Renouncing Citizenship

Renunciation is a voluntary act of relinquishing one's citizenship or nationality. It is the opposite of naturalization, when a person voluntarily acquires a citizenship, and related to denaturalization (where the loss of citizenship is not voluntary, but forced by a state).

Section 349 of the Immigration and Nationality Act (INA) – located in 8 U.S.C. 1481 – deals with the loss of US citizenship through voluntary personal action.

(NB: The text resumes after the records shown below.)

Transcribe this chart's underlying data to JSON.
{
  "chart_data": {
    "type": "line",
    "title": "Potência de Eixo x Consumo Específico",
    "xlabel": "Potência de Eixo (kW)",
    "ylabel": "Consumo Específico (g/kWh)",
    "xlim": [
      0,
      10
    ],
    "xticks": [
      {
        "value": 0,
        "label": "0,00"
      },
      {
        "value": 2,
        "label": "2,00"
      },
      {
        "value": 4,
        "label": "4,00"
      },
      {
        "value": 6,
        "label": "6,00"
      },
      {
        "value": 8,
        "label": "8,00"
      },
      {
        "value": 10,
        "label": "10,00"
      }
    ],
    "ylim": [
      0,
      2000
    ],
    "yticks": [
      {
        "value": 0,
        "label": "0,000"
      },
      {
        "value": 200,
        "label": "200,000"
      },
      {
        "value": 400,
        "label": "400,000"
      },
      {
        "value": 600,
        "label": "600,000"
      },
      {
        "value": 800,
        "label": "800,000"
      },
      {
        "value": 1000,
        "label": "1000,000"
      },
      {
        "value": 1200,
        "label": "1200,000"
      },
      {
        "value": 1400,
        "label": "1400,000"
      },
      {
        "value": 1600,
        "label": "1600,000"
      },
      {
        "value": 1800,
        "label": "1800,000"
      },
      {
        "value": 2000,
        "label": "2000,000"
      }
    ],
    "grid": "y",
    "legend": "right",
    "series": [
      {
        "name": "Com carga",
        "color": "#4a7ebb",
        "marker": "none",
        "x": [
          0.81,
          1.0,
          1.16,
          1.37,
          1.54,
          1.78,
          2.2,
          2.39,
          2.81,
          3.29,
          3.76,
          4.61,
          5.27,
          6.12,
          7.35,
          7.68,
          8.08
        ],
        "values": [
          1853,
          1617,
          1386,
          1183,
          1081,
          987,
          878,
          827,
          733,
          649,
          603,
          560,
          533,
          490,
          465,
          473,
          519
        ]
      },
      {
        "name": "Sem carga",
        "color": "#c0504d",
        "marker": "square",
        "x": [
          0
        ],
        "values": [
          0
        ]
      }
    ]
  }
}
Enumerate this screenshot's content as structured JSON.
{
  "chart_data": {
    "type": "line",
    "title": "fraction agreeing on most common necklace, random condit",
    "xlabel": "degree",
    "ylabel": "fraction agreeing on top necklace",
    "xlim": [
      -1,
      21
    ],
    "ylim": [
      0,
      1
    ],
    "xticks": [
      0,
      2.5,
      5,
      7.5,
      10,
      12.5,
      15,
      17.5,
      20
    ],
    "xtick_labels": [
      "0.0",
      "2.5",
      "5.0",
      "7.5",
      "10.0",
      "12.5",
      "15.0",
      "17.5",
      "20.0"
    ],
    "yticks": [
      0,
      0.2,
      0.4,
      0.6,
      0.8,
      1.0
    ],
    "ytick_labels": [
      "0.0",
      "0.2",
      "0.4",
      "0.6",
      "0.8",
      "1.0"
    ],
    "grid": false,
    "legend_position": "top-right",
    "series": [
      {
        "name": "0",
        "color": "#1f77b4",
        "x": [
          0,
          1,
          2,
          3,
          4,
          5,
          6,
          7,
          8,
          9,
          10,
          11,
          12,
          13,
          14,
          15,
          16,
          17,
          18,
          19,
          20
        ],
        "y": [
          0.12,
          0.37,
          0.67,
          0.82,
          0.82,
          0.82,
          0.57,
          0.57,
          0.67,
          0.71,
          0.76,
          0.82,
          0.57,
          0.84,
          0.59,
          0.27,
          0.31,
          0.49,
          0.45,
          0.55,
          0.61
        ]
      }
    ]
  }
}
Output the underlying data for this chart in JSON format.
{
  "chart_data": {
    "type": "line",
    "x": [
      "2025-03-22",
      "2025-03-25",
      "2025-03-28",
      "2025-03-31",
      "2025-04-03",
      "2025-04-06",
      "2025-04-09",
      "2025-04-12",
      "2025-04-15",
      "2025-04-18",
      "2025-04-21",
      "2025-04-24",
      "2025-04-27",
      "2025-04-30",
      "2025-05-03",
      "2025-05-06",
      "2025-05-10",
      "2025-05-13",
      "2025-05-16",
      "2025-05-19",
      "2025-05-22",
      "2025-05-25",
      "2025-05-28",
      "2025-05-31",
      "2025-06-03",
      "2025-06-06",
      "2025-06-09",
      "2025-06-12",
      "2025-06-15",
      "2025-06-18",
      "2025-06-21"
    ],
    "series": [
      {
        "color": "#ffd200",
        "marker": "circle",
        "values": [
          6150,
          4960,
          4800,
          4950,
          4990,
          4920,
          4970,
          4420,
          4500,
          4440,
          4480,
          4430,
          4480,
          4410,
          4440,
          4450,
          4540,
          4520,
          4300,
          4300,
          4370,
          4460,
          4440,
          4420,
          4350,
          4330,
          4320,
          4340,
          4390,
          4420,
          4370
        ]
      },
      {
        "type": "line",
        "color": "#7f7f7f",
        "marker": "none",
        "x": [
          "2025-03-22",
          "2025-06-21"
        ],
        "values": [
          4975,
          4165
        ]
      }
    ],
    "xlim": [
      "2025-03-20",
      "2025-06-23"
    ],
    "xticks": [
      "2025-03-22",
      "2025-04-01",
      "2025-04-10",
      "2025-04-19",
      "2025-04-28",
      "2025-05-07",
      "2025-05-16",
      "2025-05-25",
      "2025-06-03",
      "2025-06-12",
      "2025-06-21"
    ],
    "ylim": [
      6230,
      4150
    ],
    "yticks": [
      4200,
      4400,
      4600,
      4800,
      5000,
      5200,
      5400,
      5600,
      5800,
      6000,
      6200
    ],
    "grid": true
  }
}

Short of committing treason, taking a foreign government post requiring an oath, or pursuing other activities which would cause the Department of State to revoke your citizenship, the way to renounce US citizenship is to make a formal declaration.

You will not be able to make this declaration in the United States - you must go to a U.S. consulate in another country (it should be the country in which you reside legally and where you plan to reside later).  You must take an oath of renunciation and hand over your passport.  Despite these actions, your renunciation may be denied if the State Department believes you will return to the United States, even for a short visit.

If your renunciation is accepted, your name will be placed in the Federal Registry as a legal notice to anyone, including the Internal Revenue Service (IRS), who might attempt to locate you. it is recommended that you obtain full and permanent residence in another country before renouncing your U.S. citizenship.  You should also not that renouncing your citizenship is almost entirely irrevocable and almost impossible to get back. You will also continue to be respinsible for any taxes you owe for upto 10 years, as well as prosecution for any crimes, any debt you have acquired.

You lose the right to reside in the country, you lose the right to obtain federal financial aid if you ever return on a student visa, you will no longer be protected by the Fair Debt Collection Practices Act, and you will also lose the protection of the U.S. Embassy if you run into problems abroad.